In the hospital, the most important preventive measures are aimed at blocking nosocomial spread. During RSV season, high-risk infants should be separated from all infants with respiratory symptoms. Gowns, gloves, and careful handwashing should be used for the care of all infants with suspected or established RSV infection. A high level of compliance with contact isolation is essential. Viral laboratory tests are adequate for diagnosis in the setting of acute disease, but they are not designed to detect low levels of virus. Therefore, contact precaution isolation should be observed for most patients admitted for acute disease assigned for the duration of hospitalization; rapid antigen tests should not be used to determine whether or not a patient still requires isolation. Ideally, patients with RSV or metapneumovirus infections are housed separately, because co-infection may be associated with more severe disease.

Passive Immunoprophylaxis

Administration of palivizumab (15 mg/kg IM once a month), a neutralizing humanized murine monoclonal antibody against RSV, is recommended for protecting high-risk children against serious complications from RSV disease. Immunoprophylaxis reduces the frequency and total days of hospitalization for RSV infections in high-risk infants in about half of cases. Palivizumab is administered monthly from the beginning to the end of the RSV season (usually October-December and March-May, respectively, in temperate Northern hemisphere regions).

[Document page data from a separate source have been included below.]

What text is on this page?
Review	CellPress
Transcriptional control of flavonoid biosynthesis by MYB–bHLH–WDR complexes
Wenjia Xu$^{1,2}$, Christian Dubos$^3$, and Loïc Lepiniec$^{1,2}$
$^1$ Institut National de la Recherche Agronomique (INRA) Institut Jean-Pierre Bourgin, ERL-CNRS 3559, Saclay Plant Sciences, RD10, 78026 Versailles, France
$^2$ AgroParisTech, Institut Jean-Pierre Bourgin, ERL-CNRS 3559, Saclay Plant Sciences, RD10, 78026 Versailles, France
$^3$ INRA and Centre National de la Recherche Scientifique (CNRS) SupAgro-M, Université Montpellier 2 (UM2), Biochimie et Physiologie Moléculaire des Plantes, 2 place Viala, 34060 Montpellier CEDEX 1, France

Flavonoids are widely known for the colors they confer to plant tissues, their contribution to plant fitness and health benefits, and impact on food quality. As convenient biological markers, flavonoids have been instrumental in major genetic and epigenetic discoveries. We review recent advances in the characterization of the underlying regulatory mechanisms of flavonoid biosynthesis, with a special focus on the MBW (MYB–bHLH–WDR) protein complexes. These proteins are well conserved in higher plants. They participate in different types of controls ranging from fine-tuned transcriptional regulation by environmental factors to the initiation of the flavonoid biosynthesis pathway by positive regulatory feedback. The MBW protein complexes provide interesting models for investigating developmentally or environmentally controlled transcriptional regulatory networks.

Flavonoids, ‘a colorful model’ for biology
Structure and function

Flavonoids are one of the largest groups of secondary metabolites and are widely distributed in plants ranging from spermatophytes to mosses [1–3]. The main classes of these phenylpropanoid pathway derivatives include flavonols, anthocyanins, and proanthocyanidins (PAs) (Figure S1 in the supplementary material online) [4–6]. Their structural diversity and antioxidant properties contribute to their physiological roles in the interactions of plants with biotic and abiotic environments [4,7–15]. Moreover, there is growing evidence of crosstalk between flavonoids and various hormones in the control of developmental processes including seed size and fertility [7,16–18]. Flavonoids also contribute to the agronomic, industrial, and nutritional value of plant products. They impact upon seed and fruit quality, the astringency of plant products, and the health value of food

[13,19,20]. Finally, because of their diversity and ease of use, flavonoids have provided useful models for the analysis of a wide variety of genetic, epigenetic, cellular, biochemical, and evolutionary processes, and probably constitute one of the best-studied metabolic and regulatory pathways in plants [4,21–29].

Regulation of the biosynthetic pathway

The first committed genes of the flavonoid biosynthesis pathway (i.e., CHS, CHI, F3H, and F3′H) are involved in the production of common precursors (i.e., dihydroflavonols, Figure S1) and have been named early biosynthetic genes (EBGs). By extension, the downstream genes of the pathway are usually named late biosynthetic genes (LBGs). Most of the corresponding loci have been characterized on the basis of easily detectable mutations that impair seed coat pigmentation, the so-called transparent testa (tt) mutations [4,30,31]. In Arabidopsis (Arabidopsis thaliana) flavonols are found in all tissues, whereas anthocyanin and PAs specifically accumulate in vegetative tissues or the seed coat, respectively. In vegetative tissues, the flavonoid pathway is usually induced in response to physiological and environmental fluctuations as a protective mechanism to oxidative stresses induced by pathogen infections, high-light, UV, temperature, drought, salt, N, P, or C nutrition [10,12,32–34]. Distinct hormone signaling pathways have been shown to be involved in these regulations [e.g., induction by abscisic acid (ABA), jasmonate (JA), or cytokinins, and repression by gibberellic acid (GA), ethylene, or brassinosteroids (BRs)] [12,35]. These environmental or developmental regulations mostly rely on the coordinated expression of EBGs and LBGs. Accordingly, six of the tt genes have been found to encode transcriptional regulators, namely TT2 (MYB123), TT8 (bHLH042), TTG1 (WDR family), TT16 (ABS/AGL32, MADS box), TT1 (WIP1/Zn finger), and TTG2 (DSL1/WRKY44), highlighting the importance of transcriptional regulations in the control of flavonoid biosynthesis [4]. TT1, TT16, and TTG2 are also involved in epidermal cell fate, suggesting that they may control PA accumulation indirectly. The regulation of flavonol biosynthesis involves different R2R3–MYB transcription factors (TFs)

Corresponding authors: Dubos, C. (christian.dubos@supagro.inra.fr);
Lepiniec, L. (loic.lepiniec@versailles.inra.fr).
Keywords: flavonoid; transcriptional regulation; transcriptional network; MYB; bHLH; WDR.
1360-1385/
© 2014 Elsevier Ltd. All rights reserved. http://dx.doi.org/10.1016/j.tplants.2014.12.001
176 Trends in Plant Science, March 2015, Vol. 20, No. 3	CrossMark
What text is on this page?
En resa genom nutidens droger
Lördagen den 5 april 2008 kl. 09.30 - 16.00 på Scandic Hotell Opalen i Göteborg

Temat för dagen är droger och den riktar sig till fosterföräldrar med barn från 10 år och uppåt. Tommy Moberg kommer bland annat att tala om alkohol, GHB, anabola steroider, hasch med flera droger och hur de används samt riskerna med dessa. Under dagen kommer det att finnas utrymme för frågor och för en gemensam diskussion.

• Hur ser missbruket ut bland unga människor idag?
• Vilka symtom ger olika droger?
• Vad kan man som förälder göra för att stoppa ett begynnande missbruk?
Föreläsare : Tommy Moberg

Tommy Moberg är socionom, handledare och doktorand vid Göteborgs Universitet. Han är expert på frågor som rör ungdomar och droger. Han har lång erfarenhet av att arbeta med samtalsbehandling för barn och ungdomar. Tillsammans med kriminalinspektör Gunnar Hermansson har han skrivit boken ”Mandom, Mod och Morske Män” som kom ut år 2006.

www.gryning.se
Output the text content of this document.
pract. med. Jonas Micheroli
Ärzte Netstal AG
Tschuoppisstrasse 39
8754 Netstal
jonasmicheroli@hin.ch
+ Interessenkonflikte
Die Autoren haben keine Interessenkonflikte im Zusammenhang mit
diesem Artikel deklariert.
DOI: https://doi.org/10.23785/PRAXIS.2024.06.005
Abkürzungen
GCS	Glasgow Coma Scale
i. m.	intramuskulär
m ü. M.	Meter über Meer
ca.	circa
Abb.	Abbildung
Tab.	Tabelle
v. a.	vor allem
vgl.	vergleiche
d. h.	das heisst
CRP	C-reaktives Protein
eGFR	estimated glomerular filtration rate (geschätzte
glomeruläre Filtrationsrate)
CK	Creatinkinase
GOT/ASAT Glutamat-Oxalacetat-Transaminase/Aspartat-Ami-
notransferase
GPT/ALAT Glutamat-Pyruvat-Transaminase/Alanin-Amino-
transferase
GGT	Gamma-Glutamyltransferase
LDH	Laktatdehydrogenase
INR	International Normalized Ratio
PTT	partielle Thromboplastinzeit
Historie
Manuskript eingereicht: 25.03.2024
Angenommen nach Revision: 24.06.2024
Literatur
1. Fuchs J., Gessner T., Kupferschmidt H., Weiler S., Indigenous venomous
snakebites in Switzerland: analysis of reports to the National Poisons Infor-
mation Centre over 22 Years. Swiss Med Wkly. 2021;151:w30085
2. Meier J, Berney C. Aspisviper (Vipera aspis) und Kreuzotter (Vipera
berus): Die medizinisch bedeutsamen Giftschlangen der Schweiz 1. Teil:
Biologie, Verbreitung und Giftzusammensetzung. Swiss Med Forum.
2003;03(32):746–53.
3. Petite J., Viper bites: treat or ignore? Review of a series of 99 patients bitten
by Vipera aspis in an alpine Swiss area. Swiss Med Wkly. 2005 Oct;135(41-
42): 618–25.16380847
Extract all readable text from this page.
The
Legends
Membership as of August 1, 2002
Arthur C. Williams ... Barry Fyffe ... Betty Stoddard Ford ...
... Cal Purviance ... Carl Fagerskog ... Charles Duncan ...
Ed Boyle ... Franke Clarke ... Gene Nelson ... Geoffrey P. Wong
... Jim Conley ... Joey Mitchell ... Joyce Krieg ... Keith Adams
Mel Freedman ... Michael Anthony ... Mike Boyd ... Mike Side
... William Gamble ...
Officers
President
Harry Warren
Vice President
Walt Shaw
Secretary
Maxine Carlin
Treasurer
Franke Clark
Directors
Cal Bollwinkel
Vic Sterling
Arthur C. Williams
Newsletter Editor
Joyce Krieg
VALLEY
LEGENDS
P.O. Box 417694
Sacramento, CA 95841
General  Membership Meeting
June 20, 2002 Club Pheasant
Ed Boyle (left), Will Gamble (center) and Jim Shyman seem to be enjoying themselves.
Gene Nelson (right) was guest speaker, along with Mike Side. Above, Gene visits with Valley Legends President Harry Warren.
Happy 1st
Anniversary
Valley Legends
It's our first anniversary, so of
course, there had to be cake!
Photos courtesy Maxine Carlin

Candidates for immunoprophylaxis include children who have lung disease or were born very prematurely. Children <2 yr of age with chronic lung disease requiring supplemental oxygen or other medical therapy currently or within the 6 mo before the RSV season should receive prophylaxis for the 1st 2 RSV seasons if they have severe lung disease, and only for the 1st RSV season for less severe lung disease. Children <2 yr of age with hemodynamically significant congenital heart disease (heart failure, cyanosis, pulmonary hypertension) are also candidates for this therapy. Infants should receive seasonal RSV prophylaxis up to 12 mo of age if they were born at <28 wk of gestation, and up to 6 mo of age if they were born at 29-32 wk of gestation. Infants born between 32 and 35 wk of gestation should receive prophylaxis only if they have other risk factors. Adverse events with palivizumab are uncommon. An enhanced-affinity version of the antibody is in late-stage development as a second-generation drug.